The council’s policy is to aim for balanced communities. That’s a good way of putting it, and it’s in everybody’s interests.

So there is now a policy that planning permission is required to convert a house to an HMO – and permission will normally be refused if there is already a high proportion of

HMOs in the area. That argument has been won. The question now is how to implement it.

And as David Kemsley says, that means having a reliable list of where the existing HMOs are.

The council response is to rely on council tax records. If a house is exempt council tax, that’s a good indication that it is a student house and therefore an HMO.

But we know that that is not a reliable guide. When, in our residents’ association, we’ve looked at council lists, we always seen that houses we know are HMOs are not listed.

St Peter’s Grove is popular with buy-to-let landlords

It should get easier. The government has, just last week, introduced new legislation extending mandatory licensing for HMOs.

The rule is now that any property occupied by five or more unrelated people must have a licence. Landlords owning such properties must apply to the council for a licence by October 1.
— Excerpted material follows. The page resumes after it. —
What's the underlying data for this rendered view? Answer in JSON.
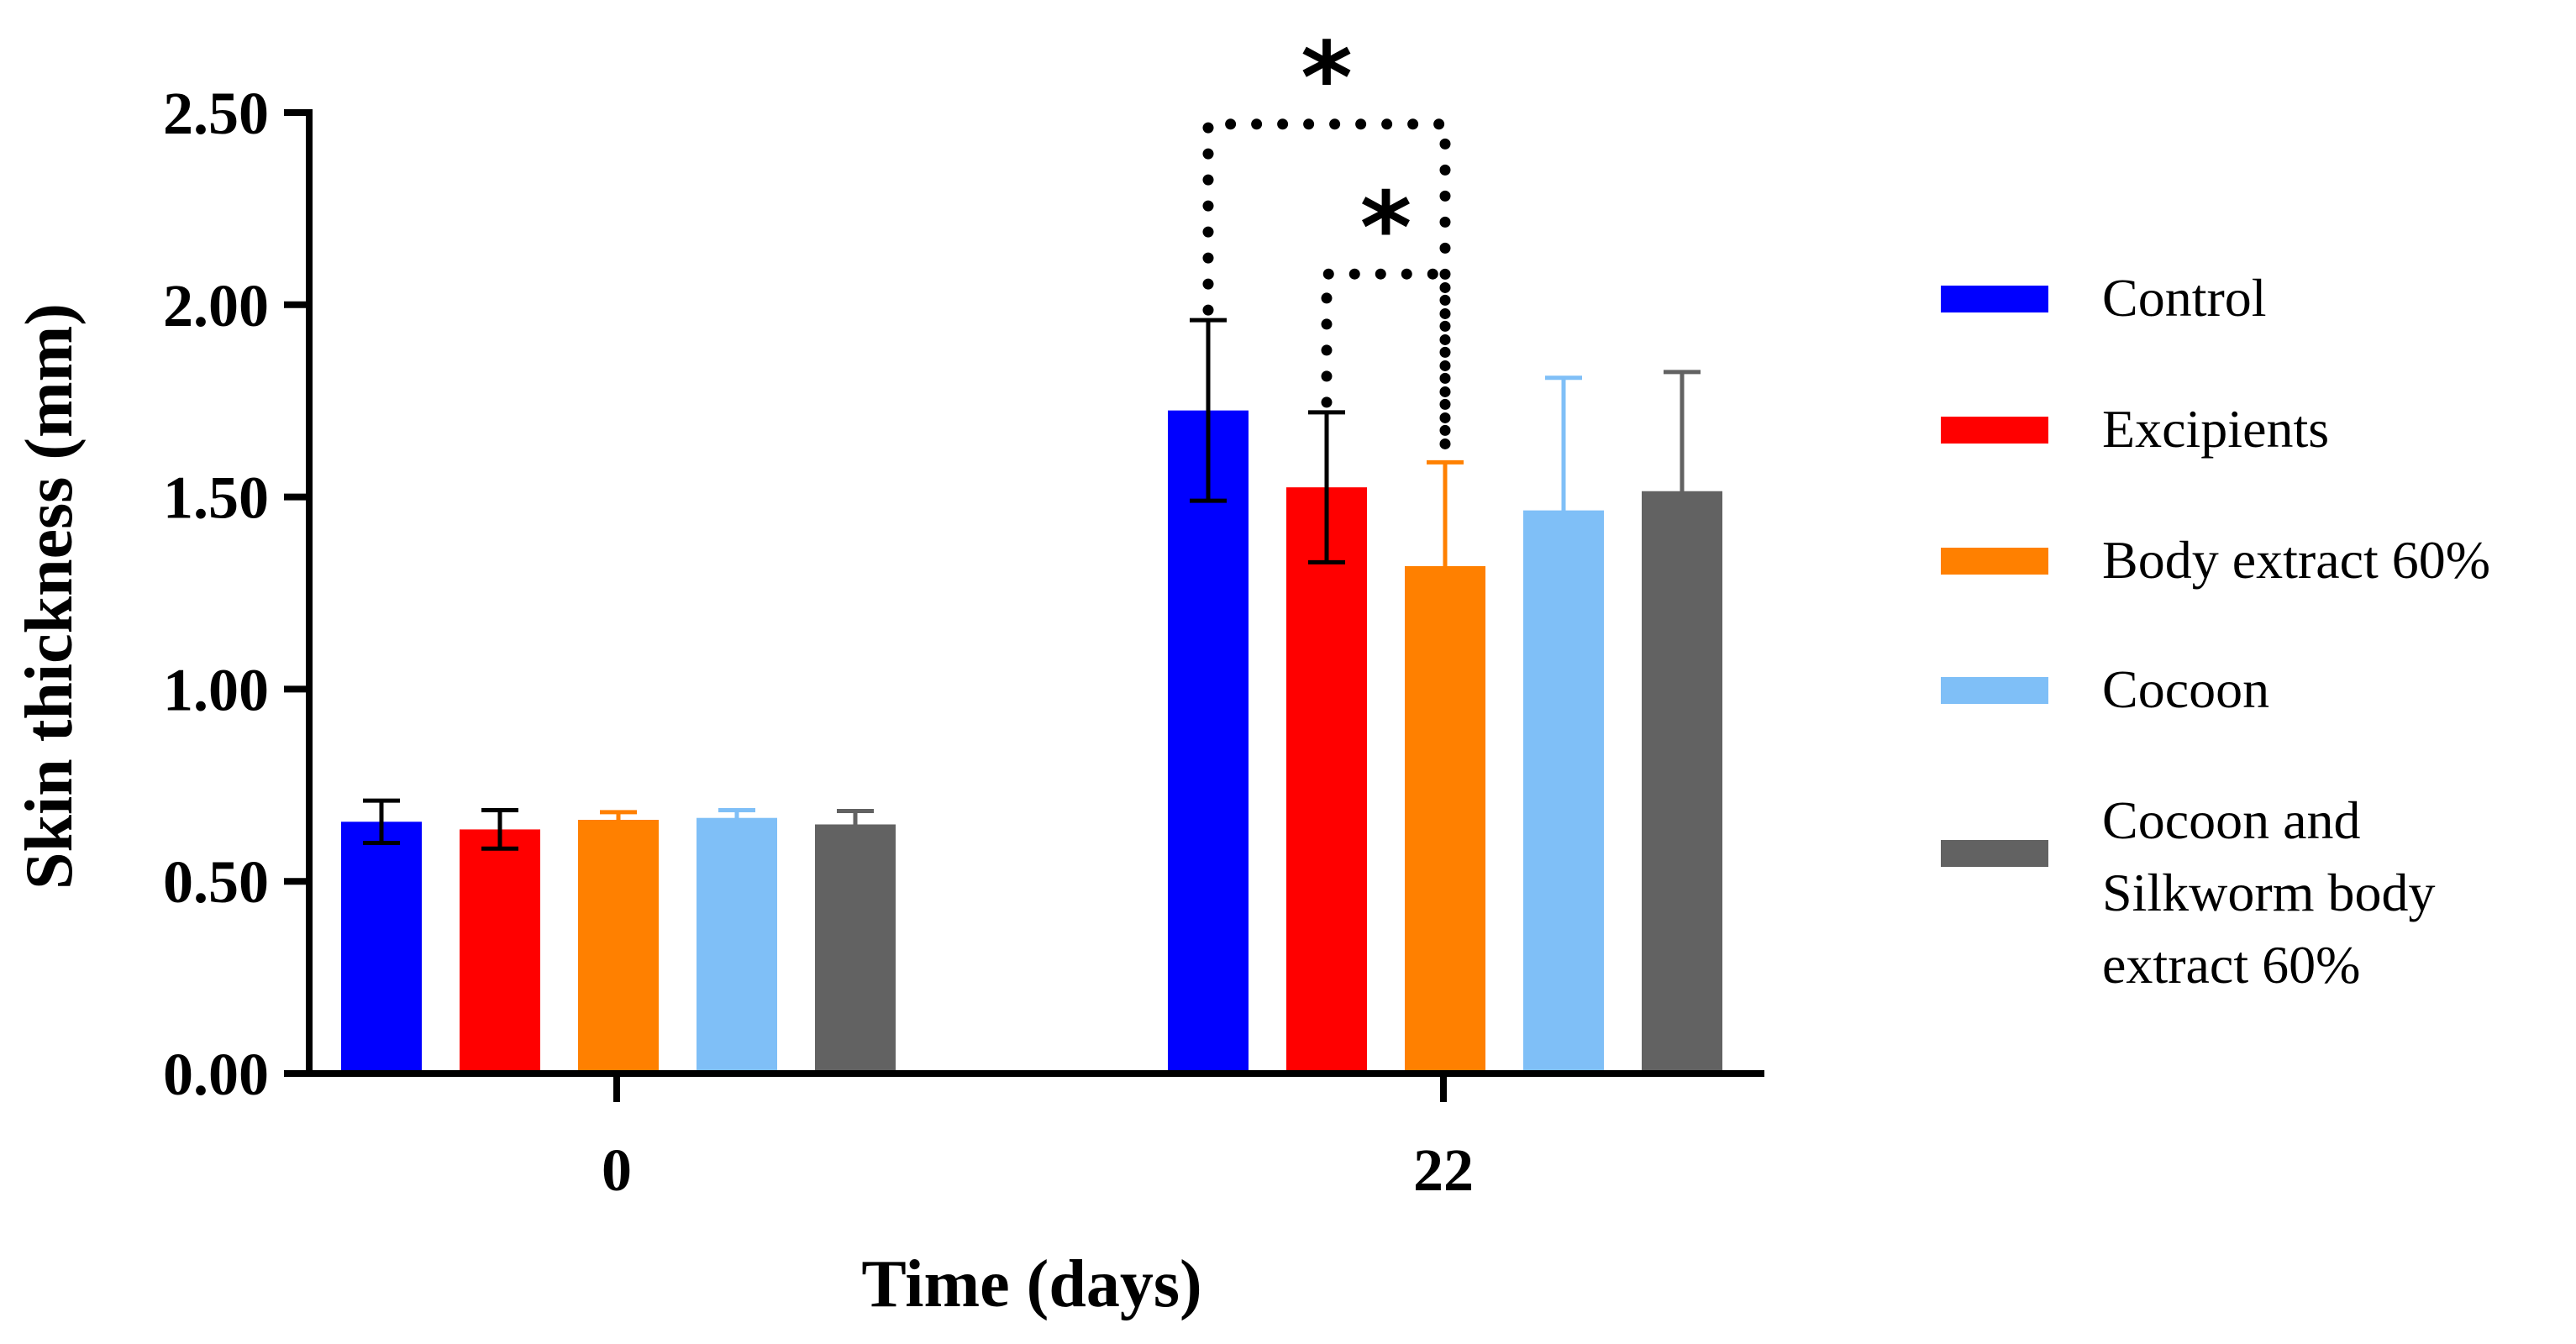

Let’s hope that Canterbury City Council – short-staffed as it is – has arrangements in place to deal with the applications.

It will still leave the problem of listing HMOs with three or four occupants, to which mandatory licensing will not apply.

Our residents’ association has always said that we know, better than anyone, which houses are HMOs.

We have offered to work with the council to supply the information and help them keep their records accurate. So far they’ve not taken up the offer. We still hope they will.

Rick Norman was professor of moral philosophy at the University of Kent. Now retired, he is chairman of St Michael’s Road Area Residents’ Association and is active in various local campaigns. He writes today in a personal capacity.